Дома Данилов, не раздеваясь, рухнул на диван. Однако нашел в себе силы подняться и сварить кофе. Подошел к телефону, постоял возле него в раздумье, отошел. Утром они с Наташей расстались, не сказав ни слова о будущих своих отношениях, никак не назвав то, что с ними произошло или происходило. И потому, что любое слово было бы здесь неточным, а может, и ложным, и потому, что вовсе не хотели навязывать себя друг другу, обручами условных понятий укреплять то, чего, возможно, еще и не было. Она даже не сказала: «Я тебе позвоню. Или ты мне позвони», она просто закрыла дверь, и все. Данилов был за это благодарен Наташе, и, как бы его теперь ни подмывало желание позвонить ей, он не поднял трубку. Не надо было торопить жизнь, а следовало ей самой доверить и свои чувства и свою свободу. Однако Данилов, сам-то не позвонив, опечалился оттого, что не позвонила Наташа.

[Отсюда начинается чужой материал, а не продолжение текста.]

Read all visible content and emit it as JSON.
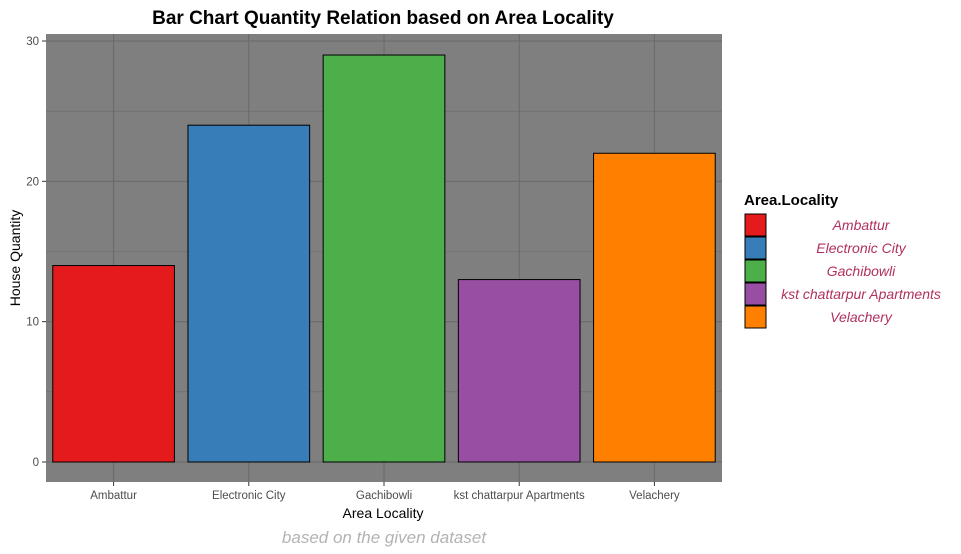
{
  "chart_data": {
    "type": "bar",
    "title": "Bar Chart Quantity Relation based on Area Locality",
    "xlabel": "Area Locality",
    "ylabel": "House Quantity",
    "caption": "based on the given dataset",
    "categories": [
      "Ambattur",
      "Electronic City",
      "Gachibowli",
      "kst chattarpur Apartments",
      "Velachery"
    ],
    "values": [
      14,
      24,
      29,
      13,
      22
    ],
    "ylim": [
      0,
      30
    ],
    "yticks": [
      0,
      10,
      20,
      30
    ],
    "grid": true,
    "legend": {
      "title": "Area.Locality",
      "position": "right",
      "label_color": "#b03060"
    },
    "colors": [
      "#e41a1c",
      "#377eb8",
      "#4daf4a",
      "#984ea3",
      "#ff7f00"
    ],
    "panel_color": "#7f7f7f",
    "grid_color": "#6a6a6a"
  }
}
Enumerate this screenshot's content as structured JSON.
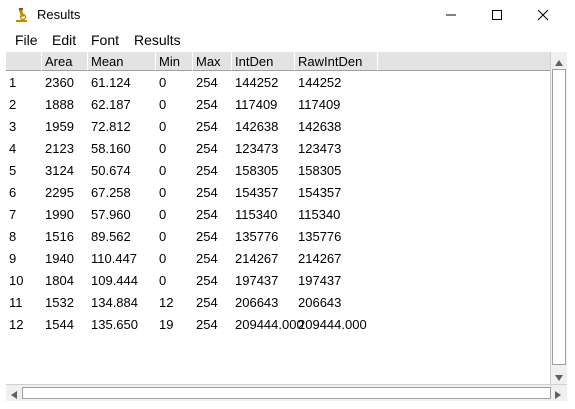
{
  "window": {
    "title": "Results"
  },
  "menu": {
    "file": "File",
    "edit": "Edit",
    "font": "Font",
    "results": "Results"
  },
  "table": {
    "columns": [
      "Area",
      "Mean",
      "Min",
      "Max",
      "IntDen",
      "RawIntDen"
    ],
    "rows": [
      [
        "1",
        "2360",
        "61.124",
        "0",
        "254",
        "144252",
        "144252"
      ],
      [
        "2",
        "1888",
        "62.187",
        "0",
        "254",
        "117409",
        "117409"
      ],
      [
        "3",
        "1959",
        "72.812",
        "0",
        "254",
        "142638",
        "142638"
      ],
      [
        "4",
        "2123",
        "58.160",
        "0",
        "254",
        "123473",
        "123473"
      ],
      [
        "5",
        "3124",
        "50.674",
        "0",
        "254",
        "158305",
        "158305"
      ],
      [
        "6",
        "2295",
        "67.258",
        "0",
        "254",
        "154357",
        "154357"
      ],
      [
        "7",
        "1990",
        "57.960",
        "0",
        "254",
        "115340",
        "115340"
      ],
      [
        "8",
        "1516",
        "89.562",
        "0",
        "254",
        "135776",
        "135776"
      ],
      [
        "9",
        "1940",
        "110.447",
        "0",
        "254",
        "214267",
        "214267"
      ],
      [
        "10",
        "1804",
        "109.444",
        "0",
        "254",
        "197437",
        "197437"
      ],
      [
        "11",
        "1532",
        "134.884",
        "12",
        "254",
        "206643",
        "206643"
      ],
      [
        "12",
        "1544",
        "135.650",
        "19",
        "254",
        "209444.000",
        "209444.000"
      ]
    ]
  },
  "icons": {
    "app": "microscope-icon",
    "minimize": "minimize-icon",
    "maximize": "maximize-icon",
    "close": "close-icon"
  }
}
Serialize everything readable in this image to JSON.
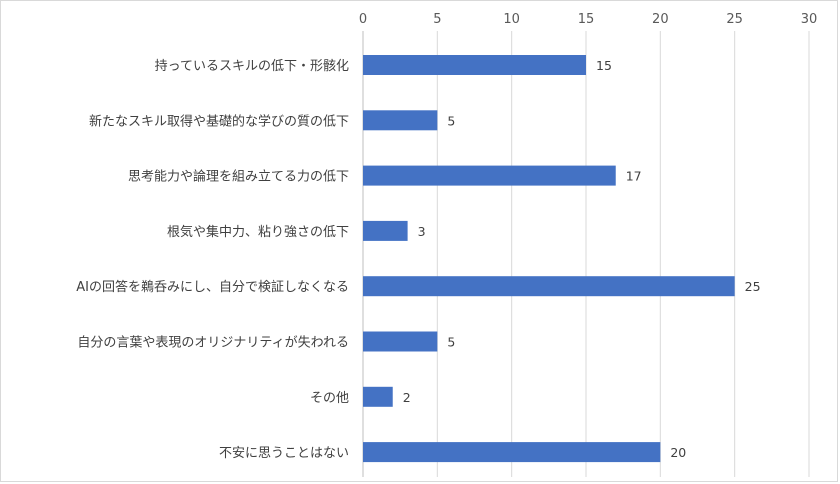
{
  "chart_data": {
    "type": "bar",
    "orientation": "horizontal",
    "title": "",
    "xlabel": "",
    "ylabel": "",
    "xlim": [
      0,
      30
    ],
    "x_ticks": [
      0,
      5,
      10,
      15,
      20,
      25,
      30
    ],
    "x_axis_position": "top",
    "grid": true,
    "legend": "none",
    "bar_color": "#4472C4",
    "categories": [
      "持っているスキルの低下・形骸化",
      "新たなスキル取得や基礎的な学びの質の低下",
      "思考能力や論理を組み立てる力の低下",
      "根気や集中力、粘り強さの低下",
      "AIの回答を鵜呑みにし、自分で検証しなくなる",
      "自分の言葉や表現のオリジナリティが失われる",
      "その他",
      "不安に思うことはない"
    ],
    "values": [
      15,
      5,
      17,
      3,
      25,
      5,
      2,
      20
    ],
    "data_labels": [
      "15",
      "5",
      "17",
      "3",
      "25",
      "5",
      "2",
      "20"
    ]
  }
}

«А как там Кармадон?» – вспомнил он.
Он перевел себя в демоническое состояние, но не сразу окунулся в мадридскую жизнь. На излете своих земных мыслей он вспомнил, что так и не посмотрел ноты композитора Переслегина. «Экая я безответственная скотина!» – отругал себя Данилов. Но сдвигать пластинку браслета обратно и хвататься за ноты Переслегина было бы теперь неприлично. Данилов сам себя изъял из людского времени. Если бы Кармадон отдыхал теперь в Москве и веселился бы с Даниловым на глазах у всех, скажем, в буфете Дома композиторов, то Данилов, даже и переходя в демоны, оставался бы в людском времени. Но Кармадон был теперь в отъезде. Данилов же ни на секунду не мог исчезнуть из Москвы, вот в наблюдениях за Кармадоном он и вынужден был втискиваться в демоническое время. Данилов как бы в электричке, на ходу, разжимал закрытые двери и оказывался между ними, то есть на самом деле он разжимал людское время, был вне его, но и двигался вместе с ним, а потом отпускал двери времени, они сжимались опять, и Данилов возвращался в то самое мгновение, из которого по необходимости вышел.

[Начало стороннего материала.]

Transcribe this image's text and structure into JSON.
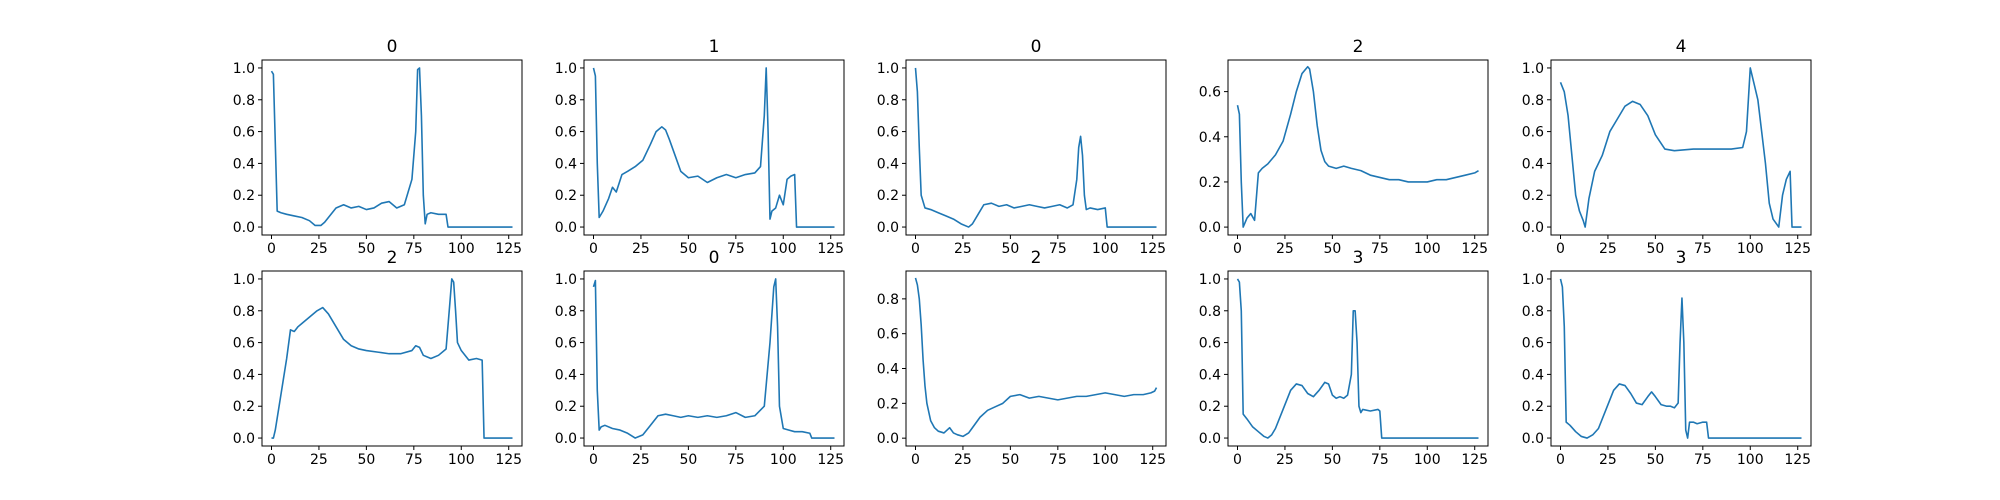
{
  "chart_data": [
    {
      "type": "line",
      "title": "0",
      "xlabel": "",
      "ylabel": "",
      "xlim": [
        -5,
        132
      ],
      "ylim": [
        -0.05,
        1.05
      ],
      "x_ticks": [
        0,
        25,
        50,
        75,
        100,
        125
      ],
      "y_ticks": [
        0.0,
        0.2,
        0.4,
        0.6,
        0.8,
        1.0
      ],
      "color": "#1f77b4",
      "grid": false,
      "series": [
        {
          "x": [
            0,
            1,
            3,
            5,
            8,
            12,
            16,
            20,
            23,
            26,
            28,
            30,
            34,
            38,
            42,
            46,
            50,
            54,
            58,
            62,
            66,
            70,
            74,
            76,
            77,
            78,
            79,
            80,
            81,
            82,
            84,
            88,
            92,
            93,
            94,
            100,
            110,
            120,
            127
          ],
          "y": [
            0.98,
            0.96,
            0.1,
            0.09,
            0.08,
            0.07,
            0.06,
            0.04,
            0.01,
            0.01,
            0.03,
            0.06,
            0.12,
            0.14,
            0.12,
            0.13,
            0.11,
            0.12,
            0.15,
            0.16,
            0.12,
            0.14,
            0.3,
            0.6,
            0.99,
            1.0,
            0.7,
            0.2,
            0.02,
            0.08,
            0.09,
            0.08,
            0.08,
            0.0,
            0.0,
            0.0,
            0.0,
            0.0,
            0.0
          ]
        }
      ]
    },
    {
      "type": "line",
      "title": "1",
      "xlabel": "",
      "ylabel": "",
      "xlim": [
        -5,
        132
      ],
      "ylim": [
        -0.05,
        1.05
      ],
      "x_ticks": [
        0,
        25,
        50,
        75,
        100,
        125
      ],
      "y_ticks": [
        0.0,
        0.2,
        0.4,
        0.6,
        0.8,
        1.0
      ],
      "color": "#1f77b4",
      "grid": false,
      "series": [
        {
          "x": [
            0,
            1,
            2,
            3,
            5,
            8,
            10,
            12,
            15,
            18,
            22,
            26,
            30,
            33,
            36,
            38,
            40,
            43,
            46,
            50,
            55,
            60,
            65,
            70,
            75,
            80,
            85,
            88,
            90,
            91,
            92,
            93,
            94,
            96,
            98,
            100,
            102,
            104,
            106,
            107,
            108,
            112,
            120,
            127
          ],
          "y": [
            1.0,
            0.95,
            0.4,
            0.06,
            0.1,
            0.18,
            0.25,
            0.22,
            0.33,
            0.35,
            0.38,
            0.42,
            0.52,
            0.6,
            0.63,
            0.61,
            0.55,
            0.45,
            0.35,
            0.31,
            0.32,
            0.28,
            0.31,
            0.33,
            0.31,
            0.33,
            0.34,
            0.38,
            0.7,
            1.0,
            0.6,
            0.05,
            0.1,
            0.12,
            0.2,
            0.14,
            0.3,
            0.32,
            0.33,
            0.0,
            0.0,
            0.0,
            0.0,
            0.0
          ]
        }
      ]
    },
    {
      "type": "line",
      "title": "0",
      "xlabel": "",
      "ylabel": "",
      "xlim": [
        -5,
        132
      ],
      "ylim": [
        -0.05,
        1.05
      ],
      "x_ticks": [
        0,
        25,
        50,
        75,
        100,
        125
      ],
      "y_ticks": [
        0.0,
        0.2,
        0.4,
        0.6,
        0.8,
        1.0
      ],
      "color": "#1f77b4",
      "grid": false,
      "series": [
        {
          "x": [
            0,
            1,
            2,
            3,
            5,
            8,
            12,
            16,
            20,
            24,
            28,
            30,
            33,
            36,
            40,
            44,
            48,
            52,
            56,
            60,
            64,
            68,
            72,
            76,
            80,
            83,
            85,
            86,
            87,
            88,
            89,
            90,
            92,
            96,
            100,
            101,
            105,
            115,
            127
          ],
          "y": [
            1.0,
            0.85,
            0.5,
            0.2,
            0.12,
            0.11,
            0.09,
            0.07,
            0.05,
            0.02,
            0.0,
            0.02,
            0.08,
            0.14,
            0.15,
            0.13,
            0.14,
            0.12,
            0.13,
            0.14,
            0.13,
            0.12,
            0.13,
            0.14,
            0.12,
            0.14,
            0.3,
            0.5,
            0.57,
            0.45,
            0.2,
            0.11,
            0.12,
            0.11,
            0.12,
            0.0,
            0.0,
            0.0,
            0.0
          ]
        }
      ]
    },
    {
      "type": "line",
      "title": "2",
      "xlabel": "",
      "ylabel": "",
      "xlim": [
        -5,
        132
      ],
      "ylim": [
        -0.035,
        0.74
      ],
      "x_ticks": [
        0,
        25,
        50,
        75,
        100,
        125
      ],
      "y_ticks": [
        0.0,
        0.2,
        0.4,
        0.6
      ],
      "color": "#1f77b4",
      "grid": false,
      "series": [
        {
          "x": [
            0,
            1,
            2,
            3,
            5,
            7,
            9,
            11,
            13,
            16,
            20,
            24,
            28,
            31,
            34,
            36,
            37,
            38,
            40,
            42,
            44,
            46,
            48,
            52,
            56,
            60,
            65,
            70,
            75,
            80,
            85,
            90,
            95,
            100,
            105,
            110,
            115,
            120,
            125,
            127
          ],
          "y": [
            0.54,
            0.5,
            0.2,
            0.0,
            0.04,
            0.06,
            0.03,
            0.24,
            0.26,
            0.28,
            0.32,
            0.38,
            0.5,
            0.6,
            0.68,
            0.7,
            0.71,
            0.7,
            0.6,
            0.45,
            0.34,
            0.29,
            0.27,
            0.26,
            0.27,
            0.26,
            0.25,
            0.23,
            0.22,
            0.21,
            0.21,
            0.2,
            0.2,
            0.2,
            0.21,
            0.21,
            0.22,
            0.23,
            0.24,
            0.25
          ]
        }
      ]
    },
    {
      "type": "line",
      "title": "4",
      "xlabel": "",
      "ylabel": "",
      "xlim": [
        -5,
        132
      ],
      "ylim": [
        -0.05,
        1.05
      ],
      "x_ticks": [
        0,
        25,
        50,
        75,
        100,
        125
      ],
      "y_ticks": [
        0.0,
        0.2,
        0.4,
        0.6,
        0.8,
        1.0
      ],
      "color": "#1f77b4",
      "grid": false,
      "series": [
        {
          "x": [
            0,
            2,
            4,
            6,
            8,
            10,
            12,
            13,
            15,
            18,
            22,
            26,
            30,
            34,
            38,
            42,
            46,
            50,
            55,
            60,
            70,
            80,
            90,
            96,
            98,
            100,
            102,
            104,
            106,
            108,
            110,
            112,
            115,
            117,
            119,
            121,
            122,
            123,
            125,
            127
          ],
          "y": [
            0.91,
            0.85,
            0.7,
            0.45,
            0.2,
            0.1,
            0.04,
            0.0,
            0.18,
            0.35,
            0.45,
            0.6,
            0.68,
            0.76,
            0.79,
            0.77,
            0.7,
            0.58,
            0.49,
            0.48,
            0.49,
            0.49,
            0.49,
            0.5,
            0.6,
            1.0,
            0.9,
            0.8,
            0.6,
            0.4,
            0.15,
            0.05,
            0.0,
            0.2,
            0.3,
            0.35,
            0.0,
            0.0,
            0.0,
            0.0
          ]
        }
      ]
    },
    {
      "type": "line",
      "title": "2",
      "xlabel": "",
      "ylabel": "",
      "xlim": [
        -5,
        132
      ],
      "ylim": [
        -0.05,
        1.05
      ],
      "x_ticks": [
        0,
        25,
        50,
        75,
        100,
        125
      ],
      "y_ticks": [
        0.0,
        0.2,
        0.4,
        0.6,
        0.8,
        1.0
      ],
      "color": "#1f77b4",
      "grid": false,
      "series": [
        {
          "x": [
            0,
            1,
            2,
            4,
            6,
            8,
            10,
            12,
            14,
            16,
            20,
            24,
            27,
            30,
            34,
            38,
            42,
            46,
            50,
            56,
            62,
            68,
            74,
            76,
            78,
            80,
            84,
            88,
            92,
            94,
            95,
            96,
            97,
            98,
            100,
            104,
            108,
            111,
            112,
            115,
            120,
            127
          ],
          "y": [
            0.0,
            0.0,
            0.05,
            0.2,
            0.35,
            0.5,
            0.68,
            0.67,
            0.7,
            0.72,
            0.76,
            0.8,
            0.82,
            0.78,
            0.7,
            0.62,
            0.58,
            0.56,
            0.55,
            0.54,
            0.53,
            0.53,
            0.55,
            0.58,
            0.57,
            0.52,
            0.5,
            0.52,
            0.56,
            0.85,
            1.0,
            0.98,
            0.8,
            0.6,
            0.55,
            0.49,
            0.5,
            0.49,
            0.0,
            0.0,
            0.0,
            0.0
          ]
        }
      ]
    },
    {
      "type": "line",
      "title": "0",
      "xlabel": "",
      "ylabel": "",
      "xlim": [
        -5,
        132
      ],
      "ylim": [
        -0.05,
        1.05
      ],
      "x_ticks": [
        0,
        25,
        50,
        75,
        100,
        125
      ],
      "y_ticks": [
        0.0,
        0.2,
        0.4,
        0.6,
        0.8,
        1.0
      ],
      "color": "#1f77b4",
      "grid": false,
      "series": [
        {
          "x": [
            0,
            1,
            2,
            3,
            4,
            6,
            10,
            14,
            18,
            22,
            26,
            30,
            34,
            38,
            42,
            46,
            50,
            55,
            60,
            65,
            70,
            75,
            80,
            85,
            90,
            93,
            95,
            96,
            97,
            98,
            100,
            103,
            106,
            110,
            114,
            115,
            120,
            127
          ],
          "y": [
            0.95,
            0.99,
            0.3,
            0.05,
            0.07,
            0.08,
            0.06,
            0.05,
            0.03,
            0.0,
            0.02,
            0.08,
            0.14,
            0.15,
            0.14,
            0.13,
            0.14,
            0.13,
            0.14,
            0.13,
            0.14,
            0.16,
            0.13,
            0.14,
            0.2,
            0.6,
            0.95,
            1.0,
            0.7,
            0.2,
            0.06,
            0.05,
            0.04,
            0.04,
            0.03,
            0.0,
            0.0,
            0.0
          ]
        }
      ]
    },
    {
      "type": "line",
      "title": "2",
      "xlabel": "",
      "ylabel": "",
      "xlim": [
        -5,
        132
      ],
      "ylim": [
        -0.045,
        0.96
      ],
      "x_ticks": [
        0,
        25,
        50,
        75,
        100,
        125
      ],
      "y_ticks": [
        0.0,
        0.2,
        0.4,
        0.6,
        0.8
      ],
      "color": "#1f77b4",
      "grid": false,
      "series": [
        {
          "x": [
            0,
            1,
            2,
            3,
            4,
            5,
            6,
            8,
            10,
            12,
            15,
            18,
            20,
            22,
            25,
            28,
            30,
            34,
            38,
            42,
            46,
            50,
            55,
            60,
            65,
            70,
            75,
            80,
            85,
            90,
            95,
            100,
            105,
            110,
            115,
            120,
            124,
            126,
            127
          ],
          "y": [
            0.92,
            0.88,
            0.8,
            0.65,
            0.45,
            0.3,
            0.2,
            0.1,
            0.06,
            0.04,
            0.03,
            0.06,
            0.03,
            0.02,
            0.01,
            0.03,
            0.06,
            0.12,
            0.16,
            0.18,
            0.2,
            0.24,
            0.25,
            0.23,
            0.24,
            0.23,
            0.22,
            0.23,
            0.24,
            0.24,
            0.25,
            0.26,
            0.25,
            0.24,
            0.25,
            0.25,
            0.26,
            0.27,
            0.29
          ]
        }
      ]
    },
    {
      "type": "line",
      "title": "3",
      "xlabel": "",
      "ylabel": "",
      "xlim": [
        -5,
        132
      ],
      "ylim": [
        -0.05,
        1.05
      ],
      "x_ticks": [
        0,
        25,
        50,
        75,
        100,
        125
      ],
      "y_ticks": [
        0.0,
        0.2,
        0.4,
        0.6,
        0.8,
        1.0
      ],
      "color": "#1f77b4",
      "grid": false,
      "series": [
        {
          "x": [
            0,
            1,
            2,
            3,
            5,
            8,
            11,
            14,
            16,
            18,
            20,
            24,
            28,
            31,
            34,
            37,
            40,
            43,
            46,
            48,
            50,
            52,
            54,
            56,
            58,
            60,
            61,
            62,
            63,
            64,
            65,
            66,
            70,
            74,
            75,
            76,
            78,
            85,
            100,
            115,
            127
          ],
          "y": [
            1.0,
            0.98,
            0.8,
            0.15,
            0.12,
            0.07,
            0.04,
            0.01,
            0.0,
            0.02,
            0.06,
            0.18,
            0.3,
            0.34,
            0.33,
            0.28,
            0.26,
            0.3,
            0.35,
            0.34,
            0.27,
            0.25,
            0.26,
            0.25,
            0.27,
            0.4,
            0.8,
            0.8,
            0.6,
            0.2,
            0.16,
            0.18,
            0.17,
            0.18,
            0.17,
            0.0,
            0.0,
            0.0,
            0.0,
            0.0,
            0.0
          ]
        }
      ]
    },
    {
      "type": "line",
      "title": "3",
      "xlabel": "",
      "ylabel": "",
      "xlim": [
        -5,
        132
      ],
      "ylim": [
        -0.05,
        1.05
      ],
      "x_ticks": [
        0,
        25,
        50,
        75,
        100,
        125
      ],
      "y_ticks": [
        0.0,
        0.2,
        0.4,
        0.6,
        0.8,
        1.0
      ],
      "color": "#1f77b4",
      "grid": false,
      "series": [
        {
          "x": [
            0,
            1,
            2,
            3,
            5,
            8,
            11,
            14,
            17,
            20,
            24,
            28,
            31,
            34,
            37,
            40,
            43,
            46,
            48,
            50,
            53,
            56,
            58,
            60,
            62,
            63,
            64,
            65,
            66,
            67,
            68,
            70,
            72,
            75,
            77,
            78,
            85,
            100,
            115,
            127
          ],
          "y": [
            1.0,
            0.95,
            0.7,
            0.1,
            0.08,
            0.04,
            0.01,
            0.0,
            0.02,
            0.06,
            0.18,
            0.3,
            0.34,
            0.33,
            0.28,
            0.22,
            0.21,
            0.26,
            0.29,
            0.26,
            0.21,
            0.2,
            0.2,
            0.19,
            0.22,
            0.6,
            0.88,
            0.6,
            0.05,
            0.0,
            0.1,
            0.1,
            0.09,
            0.1,
            0.1,
            0.0,
            0.0,
            0.0,
            0.0,
            0.0
          ]
        }
      ]
    }
  ]
}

Но теперь, пока Данилов еще не очутился чувствами в Мадриде, в его кооперативной обители могли появиться известные Данилову личности. В обычные мгновения по условиям договора путь сюда им был заказан. Данилов уже слышал за стеной некое шуршание и мурлыканье, то, наверное, пробирался к Данилову на беседу египетский кот Бастер, бывший покровитель музыки и танцев, полуслепой добряк, и на заслуженном отдыхе не потерявший интерес к событиям культурной жизни. Но сейчас же в квартире Данилова произошло знакомое ему сотрясение воздуха, предвещавшее обычно сладкие мгновения удовольствий. Все завертелось, запрыгало, кота Бастера воздушной волной отнесло обратно в египетские земли, мебель, посуда, книги, в их числе и философские, документы Данилова, страховые листки, связанные с альтом Альбани, – все было вовлечено в сумасшедшее вращение с нарастающим свистящим звуком и оранжевым свечением. Тут что-то грохнуло, зазвенело, все вернулось на свои места, и на письменном столе Данилова возникла демоническая женщина Анастасия, смоленских кровей, кавалерист-девица, жаркая, ликующая, готовая утолить любовную жажду, поправшая теперь конспекты занятий вечерней сети прекрасными босыми ногами.
– Здравствуй, Данилов! – сказала Анастасия и спрыгнула на пол. – Ах ты, миленок мой, Данилов, что же ты прячешься-то от меня? Аль другую полюбил? – Она смеялась, но в оранжевых глазах ее Данилов уловил и укоризну.
– Да все дела, – пробормотал Данилов. – Вот теперь с Кармадоном…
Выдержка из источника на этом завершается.